On 30 September 2014, the German Bundeskartellamt published a revised guidance paper on "Domestic Effects in Merger Control". The guidance paper aims to provide more legal certainty for concentrations between companies based outside Germany, which often raise the question as to whether German notification thresholds are triggered. The paper provides an analytical framework to assess scenarios in which domestic effects can either be clearly identified or ruled out and identifies essential criteria for the necessary case-by-case assessment of domestic effects in other cases.
Under German law, the obligation to notify is triggered if the relevant turnover thresholds are met. This is the case if the combined aggregate global turnover of all companies involved exceeded EUR 500 million in the past financial year; at least one company achieved turnover in Germany of more than EUR 25 million; and the turnover of another company involved exceeded EUR 5 million. Additionally, the concentration must have a significant effect in Germany.
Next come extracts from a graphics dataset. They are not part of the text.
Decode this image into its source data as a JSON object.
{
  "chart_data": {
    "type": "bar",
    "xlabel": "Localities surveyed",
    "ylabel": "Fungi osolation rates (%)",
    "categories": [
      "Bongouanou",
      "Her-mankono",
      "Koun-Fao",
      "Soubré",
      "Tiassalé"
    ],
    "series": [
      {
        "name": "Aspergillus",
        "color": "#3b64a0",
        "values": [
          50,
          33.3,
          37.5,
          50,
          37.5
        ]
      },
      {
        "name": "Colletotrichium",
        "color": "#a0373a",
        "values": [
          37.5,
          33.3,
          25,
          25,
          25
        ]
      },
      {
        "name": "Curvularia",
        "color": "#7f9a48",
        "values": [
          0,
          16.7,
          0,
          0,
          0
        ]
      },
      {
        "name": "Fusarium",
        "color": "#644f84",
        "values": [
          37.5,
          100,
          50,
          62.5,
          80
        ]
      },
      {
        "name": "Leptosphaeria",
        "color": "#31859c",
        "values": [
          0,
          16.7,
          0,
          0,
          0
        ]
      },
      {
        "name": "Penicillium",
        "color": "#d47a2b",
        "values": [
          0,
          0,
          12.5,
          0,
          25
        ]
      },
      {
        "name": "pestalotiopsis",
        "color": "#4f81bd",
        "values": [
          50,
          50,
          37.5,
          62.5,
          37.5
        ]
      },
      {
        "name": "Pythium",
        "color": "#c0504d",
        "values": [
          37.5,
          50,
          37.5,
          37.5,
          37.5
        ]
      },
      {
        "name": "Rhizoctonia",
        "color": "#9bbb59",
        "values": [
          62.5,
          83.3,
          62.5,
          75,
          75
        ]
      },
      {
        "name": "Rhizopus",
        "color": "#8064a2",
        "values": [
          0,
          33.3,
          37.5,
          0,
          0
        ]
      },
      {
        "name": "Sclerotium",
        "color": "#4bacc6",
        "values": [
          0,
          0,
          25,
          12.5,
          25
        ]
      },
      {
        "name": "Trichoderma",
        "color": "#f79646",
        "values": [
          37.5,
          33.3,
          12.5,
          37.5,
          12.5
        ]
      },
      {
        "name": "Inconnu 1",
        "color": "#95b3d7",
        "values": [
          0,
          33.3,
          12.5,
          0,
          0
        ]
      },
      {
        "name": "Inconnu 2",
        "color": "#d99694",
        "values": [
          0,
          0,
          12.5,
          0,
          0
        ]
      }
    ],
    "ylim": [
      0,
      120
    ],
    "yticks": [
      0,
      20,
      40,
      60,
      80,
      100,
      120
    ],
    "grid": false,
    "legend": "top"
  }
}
Domestic effects can clearly be identified if the concentrations involve only two companies and the target company is active in Germany and its turnover exceeds at least the second domestic turnover threshold of EUR 5 million. These concentrations thus need to be notified.
Concentrations involving more than two companies (i.e. in joint venture situations) are exempted from notification if the companies are neither active nor potentially active on a market that includes Germany, or if the parent companies of the joint venture do not compete with each other on the joint venture’s relevant German product market (or on domestic upstream and downstream markets).
The concentration of two or more companies will be subject to merger control if the turnover achieved by the joint venture exceeds EUR 5 million in Germany or anticipates to exceed this threshold within three to five years in the case of a newly established joint venture company or if the joint venture has or expects to have a market share of more than 5 %.
Even if the above thresholds are not met, the joint venture may have to be notified if it involves the transfer of significant resources (e.g. intellectual property rights and know-how). Finally, domestic effects could result from spill-over effects if the parent companies are active on the same market as the joint venture and they have a combined market share of more than 20%.
The guidance paper provides useful guidance for foreign-to-foreign mergers between two companies. However, in the case of joint ventures an often complex case-by-case analysis is still required.